KEMOTERAPİNİN ÖNÜNDE
Prof. Turhal, “Kanser hücrelerinin derinine baktıkça onların çoğalmasıyla ilgili yeni yeni yollar buluyoruz ve o yolları bloke edecek yeni ilaçlar keşfediyoruz. Bir yıl önce 15 hastalığa yönelik örneğin 120 ilacımız varken bir yıl sonra 33 hastalığa yönelik 277 ilacımız var. Buradaki hızlı artış kemateropi, aşı gibi bütün diğer tedavi seçeneklerinin önüne geçmiş durumda” dedi.
GENETİK ANALİZLER
Türkiye’de en sık görülen kanser türünün akciğer kanseri olduğunu kaydeden Prof. Turhal, “Geçmişte sigara içiminin daha da fazla olduğu ülkeyiz. Bu bir numaralı sebep. Onun dışında genel olarak meme kanseri artış gösteren kanser türüdür. Buradaki sebeplerden biri tarama tetkikleri sayesinde meme kanserinin erken saptanıyor olmasıdır. Gelecekteki ümidim bireyselleştirilmiş tedavinin artırılması yani moleküler genetik analizlerle ilgili bilgiler arttıkça bunu daha kolay, daha hızlı ve ucuza yapabileceğiz. Tomografi çeker gibi hastalara moleküler genetik özelliklerine bakıp uygun ilaçlar elimizin altında olacağı için verebileceğiz” diye konuştu.
AŞINIZI OLUN
Türk Tıbbı Onkoloji Derneği Başkanı Prof. Dr. Murat Dinçer ise şunları söyledi:
“Onkoloji hastalarının ister tedavi alsın, ister almasın mutlaka aşılama programına dahil olmaları gerekiyor. Sağlık Bakanlığı kronik hastalıklarla ilgili üçüncü dozu da açtı. Bu uyarılara son derece titizlikle kulak verip aşıların olunması, takip eden onkologlarıyla iletişim halinde bulunulmasını öneriyoruz. mRNA aşılarında canlı virüs yoktur, sadece virüsün genetik yapısındaki küçük bir kısmı kopyalanarak elde edilen aşılardır. Yeni teknolojidir. Etkin bir şekilde bağışıklık sağladığını biliyoruz. Bir çekinceye gerek yok, güvenle aşı yapılabilir. Aktif olarak kemoterapi alan ya da lenfoma tedavisi alan birtakım özel ilaç kullananların Covid’e yakalandığında hastalığın daha ağır seyrettiğini biliyoruz.
Dolayısıyla kronik hastalığı olsun olmasın aşısız her birey hastalığı ağır geçirme riskiyle karşı karşıyadır. Eğer kanser hastasıysa riski biraz daha artıyor. Mutlaka aşılanması gerekmektedir.”

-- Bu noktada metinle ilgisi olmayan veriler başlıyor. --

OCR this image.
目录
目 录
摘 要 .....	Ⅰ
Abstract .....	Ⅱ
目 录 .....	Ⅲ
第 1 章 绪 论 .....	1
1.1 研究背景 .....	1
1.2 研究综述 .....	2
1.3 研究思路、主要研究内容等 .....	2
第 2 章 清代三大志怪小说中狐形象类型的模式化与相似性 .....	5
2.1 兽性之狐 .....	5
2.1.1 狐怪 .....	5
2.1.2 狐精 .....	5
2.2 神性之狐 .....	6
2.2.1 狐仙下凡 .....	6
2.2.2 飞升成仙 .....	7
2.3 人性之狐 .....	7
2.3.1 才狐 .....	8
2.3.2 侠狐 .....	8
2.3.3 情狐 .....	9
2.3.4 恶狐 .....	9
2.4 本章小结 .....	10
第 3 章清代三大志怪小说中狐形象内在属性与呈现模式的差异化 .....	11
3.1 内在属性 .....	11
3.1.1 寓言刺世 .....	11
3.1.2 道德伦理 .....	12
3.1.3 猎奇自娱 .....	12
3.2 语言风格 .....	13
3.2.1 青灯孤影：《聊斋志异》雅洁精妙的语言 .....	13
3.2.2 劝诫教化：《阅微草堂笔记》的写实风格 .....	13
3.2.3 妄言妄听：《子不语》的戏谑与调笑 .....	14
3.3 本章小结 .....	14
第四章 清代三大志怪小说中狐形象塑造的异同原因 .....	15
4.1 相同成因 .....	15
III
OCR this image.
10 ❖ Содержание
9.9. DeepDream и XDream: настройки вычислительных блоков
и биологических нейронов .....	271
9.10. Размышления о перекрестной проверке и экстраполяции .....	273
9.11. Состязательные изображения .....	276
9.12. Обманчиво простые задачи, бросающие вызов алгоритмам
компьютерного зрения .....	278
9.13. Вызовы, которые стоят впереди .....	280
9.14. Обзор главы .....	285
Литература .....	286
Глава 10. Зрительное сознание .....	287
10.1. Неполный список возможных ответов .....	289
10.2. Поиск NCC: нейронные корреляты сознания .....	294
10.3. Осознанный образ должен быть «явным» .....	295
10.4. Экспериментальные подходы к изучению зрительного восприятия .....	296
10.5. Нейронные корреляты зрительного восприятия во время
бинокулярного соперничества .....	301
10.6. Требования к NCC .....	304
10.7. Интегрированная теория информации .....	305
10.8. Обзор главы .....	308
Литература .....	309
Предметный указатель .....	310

30 YILDAN FAZLA SİGARA İÇİYORSANIZ DİKKAT
Dernek Genel Sekreteri Doç. Dr. Özlem Sönmez ise akciğer kanseri hakkında açıklamalarda bulundu. Akciğer kanserinin en önemli nedenlerinin tütün ve tütün ürünlerinin kullanılması ile çevre kirliliği olduğunu anlatan Sönmez, tütün kullanımının küçük yaşlara kadar düşmesinin büyük bir sorun oluşturduğunu söyledi. Sönmez, koronavirüsün akciğerleri çok fazla tutan bir hastalık olduğunu anımsatarak “Bir de üzerine tütün ürünleriyle akciğerinize zarar verdiyseniz burada iyileşmek daha da zorlaşıyor. Tütün ve tütün ürünlerinin kullanılmasının kesinlikle engellenmesini istiyoruz” dedi. Akciğer kanserinin tarama programları arasında yer almadığını belirten Doç. Dr. Sönmez, “30 yıldan fazla sigara içen 55 yaş üzeri kişilerde düşük dozlu akciğer tomografisi çekilmesini öneriyoruz ki daha erken evrelerde oluşabilecek kanser hastalığını yakalamak ve daha erken evrede tedavi etmek için” diye konuştu.